My mind is healing slowly, or "after I did it again", then pressure to buy it keeps existing until I bought it, then discovered I ever done this before, it's weird just looking at it I don't remember at all, I hope I recover quickly and remember at first sight, maybe the 2nd year of medicine it will happen? I hope so, I'm really getting stronger already. The other patient at jobclub is more talkative than me and seems more energetic I wonder why, did he take a lot more medicine sometimes? I wonder like this, I was weak during my first month and he's so strong in his first month, it's weird I really suspect he take more medicine causing him to talk a lot more, or he took lesser then pretending "talking is normal because eaten medicine" means "if talk = ate medicine". I really felt heavy during my first month and I'm surprised he's so strong. He even throw vulgar at one of the O.T there, means he's got a lot of energy or didn't take medicine maybe? It's weird and so unfair if his strength exist while I was weak on my first month.
I'm thinking of my future if I will work dishwasher peacefully, I hope so, it's the only thing I can do in life, I wonder if doctor really will offer me to become a nurse once I've done 3 months as dishwasher, my memory is something like that, I really want a better job, then I really want to remove my tattoo, but I saw a worker at I.M.H have tattoos and no problem about it I guess, 1 nurse even slashes own hand and still working as a nurse, I just want to become psychologically strong, as psychic, I can get what I want, if I become psychic after Sakinah is gone, I wonder what other psychic was doing because my true feelings is definitely knowledge of psychic that I love her, then the only nice thing to do left is pair me up with her and tell her I'm her soulmate, I really have to live by myself and become a psychic myself to get her? The height to be is until a doctor level to get Sakinah, why can't Sakinah be with me whatever I become? I only want to become a Psychologist to get heart of Sakinah and care her mind because I read quote. I also like to watch movie on mental hospital and want to work there.

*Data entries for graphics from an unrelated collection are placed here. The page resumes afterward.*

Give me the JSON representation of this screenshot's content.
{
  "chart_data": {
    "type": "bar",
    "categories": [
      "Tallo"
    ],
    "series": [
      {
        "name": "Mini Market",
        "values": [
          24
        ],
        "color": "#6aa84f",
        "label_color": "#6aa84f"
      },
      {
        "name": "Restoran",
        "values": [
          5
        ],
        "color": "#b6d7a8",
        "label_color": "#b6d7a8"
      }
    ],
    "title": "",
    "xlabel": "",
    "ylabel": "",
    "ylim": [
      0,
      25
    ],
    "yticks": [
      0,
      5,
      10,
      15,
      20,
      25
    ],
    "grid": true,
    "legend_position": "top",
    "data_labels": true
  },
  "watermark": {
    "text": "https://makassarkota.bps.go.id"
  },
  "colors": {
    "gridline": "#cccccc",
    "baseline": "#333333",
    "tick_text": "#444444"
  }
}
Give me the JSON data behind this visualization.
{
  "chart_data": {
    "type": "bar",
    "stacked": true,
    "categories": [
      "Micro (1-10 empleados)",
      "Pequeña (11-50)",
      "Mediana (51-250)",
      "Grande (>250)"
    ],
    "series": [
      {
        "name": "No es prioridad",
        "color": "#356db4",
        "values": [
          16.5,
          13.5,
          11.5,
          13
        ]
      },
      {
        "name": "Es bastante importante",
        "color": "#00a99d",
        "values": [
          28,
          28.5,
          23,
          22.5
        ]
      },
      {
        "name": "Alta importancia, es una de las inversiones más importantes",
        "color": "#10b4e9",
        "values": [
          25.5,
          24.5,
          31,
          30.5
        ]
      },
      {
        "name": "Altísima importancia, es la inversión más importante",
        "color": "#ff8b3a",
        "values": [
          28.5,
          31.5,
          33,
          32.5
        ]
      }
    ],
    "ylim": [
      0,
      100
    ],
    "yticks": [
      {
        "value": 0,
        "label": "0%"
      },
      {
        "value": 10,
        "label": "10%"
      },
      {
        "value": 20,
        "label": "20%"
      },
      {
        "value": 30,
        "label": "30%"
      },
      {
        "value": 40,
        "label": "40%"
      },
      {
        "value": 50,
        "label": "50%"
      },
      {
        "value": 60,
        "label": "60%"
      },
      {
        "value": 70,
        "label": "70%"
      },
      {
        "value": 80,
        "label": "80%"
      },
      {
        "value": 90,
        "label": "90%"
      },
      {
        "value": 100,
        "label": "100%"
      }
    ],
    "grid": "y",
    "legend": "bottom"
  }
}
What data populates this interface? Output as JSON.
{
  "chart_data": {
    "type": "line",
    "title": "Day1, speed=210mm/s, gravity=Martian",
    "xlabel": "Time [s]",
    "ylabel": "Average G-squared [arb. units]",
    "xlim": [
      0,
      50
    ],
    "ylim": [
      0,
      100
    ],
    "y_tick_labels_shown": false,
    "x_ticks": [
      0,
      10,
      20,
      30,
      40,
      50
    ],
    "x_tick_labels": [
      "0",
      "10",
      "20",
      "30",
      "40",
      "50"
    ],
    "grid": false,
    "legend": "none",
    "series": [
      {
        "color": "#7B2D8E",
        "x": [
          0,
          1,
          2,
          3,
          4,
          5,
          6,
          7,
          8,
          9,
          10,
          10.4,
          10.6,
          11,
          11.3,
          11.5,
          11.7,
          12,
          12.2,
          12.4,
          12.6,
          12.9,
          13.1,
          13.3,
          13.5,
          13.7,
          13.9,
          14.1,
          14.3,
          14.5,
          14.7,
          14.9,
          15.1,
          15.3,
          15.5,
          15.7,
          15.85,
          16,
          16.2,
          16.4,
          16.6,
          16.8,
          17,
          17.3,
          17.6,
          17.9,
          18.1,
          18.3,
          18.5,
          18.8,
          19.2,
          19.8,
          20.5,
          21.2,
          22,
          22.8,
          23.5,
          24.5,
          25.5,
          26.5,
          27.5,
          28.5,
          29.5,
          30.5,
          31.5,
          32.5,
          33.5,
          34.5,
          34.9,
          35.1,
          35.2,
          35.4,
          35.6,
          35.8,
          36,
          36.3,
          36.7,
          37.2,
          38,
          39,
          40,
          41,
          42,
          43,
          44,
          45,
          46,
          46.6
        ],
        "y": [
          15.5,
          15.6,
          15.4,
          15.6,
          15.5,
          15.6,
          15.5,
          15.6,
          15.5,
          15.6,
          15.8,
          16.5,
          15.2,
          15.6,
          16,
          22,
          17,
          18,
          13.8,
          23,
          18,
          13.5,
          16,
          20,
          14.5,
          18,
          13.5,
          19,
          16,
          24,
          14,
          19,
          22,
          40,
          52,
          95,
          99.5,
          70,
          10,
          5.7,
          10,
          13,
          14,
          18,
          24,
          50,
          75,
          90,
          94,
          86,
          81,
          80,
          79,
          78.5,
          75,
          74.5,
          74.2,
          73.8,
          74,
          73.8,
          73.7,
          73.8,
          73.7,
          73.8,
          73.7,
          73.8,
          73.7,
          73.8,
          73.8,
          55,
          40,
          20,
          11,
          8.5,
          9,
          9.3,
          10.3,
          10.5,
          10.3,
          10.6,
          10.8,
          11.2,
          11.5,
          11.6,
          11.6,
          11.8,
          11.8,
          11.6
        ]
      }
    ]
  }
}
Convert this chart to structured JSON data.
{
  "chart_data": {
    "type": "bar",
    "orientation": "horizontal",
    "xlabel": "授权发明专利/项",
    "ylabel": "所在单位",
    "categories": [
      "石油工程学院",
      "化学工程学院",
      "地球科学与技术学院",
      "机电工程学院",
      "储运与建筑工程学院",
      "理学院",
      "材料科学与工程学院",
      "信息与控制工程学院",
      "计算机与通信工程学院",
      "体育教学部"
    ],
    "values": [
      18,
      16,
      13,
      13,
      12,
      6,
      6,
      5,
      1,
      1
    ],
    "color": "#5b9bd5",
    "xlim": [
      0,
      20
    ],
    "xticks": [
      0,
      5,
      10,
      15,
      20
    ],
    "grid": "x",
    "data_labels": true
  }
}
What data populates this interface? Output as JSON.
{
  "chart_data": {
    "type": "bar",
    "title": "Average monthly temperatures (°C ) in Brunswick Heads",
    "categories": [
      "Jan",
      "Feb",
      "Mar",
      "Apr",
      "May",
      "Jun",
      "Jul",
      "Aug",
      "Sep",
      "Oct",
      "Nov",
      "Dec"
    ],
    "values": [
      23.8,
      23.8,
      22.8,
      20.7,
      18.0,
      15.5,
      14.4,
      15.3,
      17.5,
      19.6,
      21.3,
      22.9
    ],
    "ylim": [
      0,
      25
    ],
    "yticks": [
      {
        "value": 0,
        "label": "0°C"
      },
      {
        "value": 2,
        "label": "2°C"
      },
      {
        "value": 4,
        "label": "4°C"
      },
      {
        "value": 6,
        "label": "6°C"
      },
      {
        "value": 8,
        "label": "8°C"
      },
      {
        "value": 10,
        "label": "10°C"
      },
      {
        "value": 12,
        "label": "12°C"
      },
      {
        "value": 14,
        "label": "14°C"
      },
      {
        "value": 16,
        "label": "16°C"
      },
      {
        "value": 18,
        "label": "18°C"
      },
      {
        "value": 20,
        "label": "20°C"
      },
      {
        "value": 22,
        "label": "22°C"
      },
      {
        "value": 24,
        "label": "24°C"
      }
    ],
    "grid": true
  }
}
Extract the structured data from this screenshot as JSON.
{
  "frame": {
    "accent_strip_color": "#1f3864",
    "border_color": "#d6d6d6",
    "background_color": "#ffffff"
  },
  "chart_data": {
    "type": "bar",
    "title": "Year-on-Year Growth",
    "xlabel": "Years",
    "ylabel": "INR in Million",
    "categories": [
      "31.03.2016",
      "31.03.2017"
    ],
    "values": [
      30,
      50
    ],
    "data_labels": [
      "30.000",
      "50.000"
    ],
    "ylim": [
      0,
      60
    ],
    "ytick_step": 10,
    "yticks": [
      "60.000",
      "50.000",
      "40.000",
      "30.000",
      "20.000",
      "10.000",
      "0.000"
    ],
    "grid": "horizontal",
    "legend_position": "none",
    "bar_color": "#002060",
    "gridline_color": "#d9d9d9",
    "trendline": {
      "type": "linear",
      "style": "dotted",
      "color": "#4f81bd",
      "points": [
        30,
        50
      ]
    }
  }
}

It's so hard, now is 19th March, then I have 12 days left before working at Tampines. I will be solo, no police watching me to recruit me, no soldiers watching me to recruit me, I became a meaningless dishwasher? What did I score 100% in N-level for if this is the only strength I can do? I really hope I earn a lot and work well, 1 lorry to do dishwashing really looks like a lot of boxes, I wonder how many boxes each time to work on, I also wonder of the resting time is it a paid break or not too. It's so heavy I must really do this job, doctor feel it is the best so I must believe doctor, doctor felt I wasted when I didn't do last year it means I must believe doctor, I really trying hard to become stronger in life.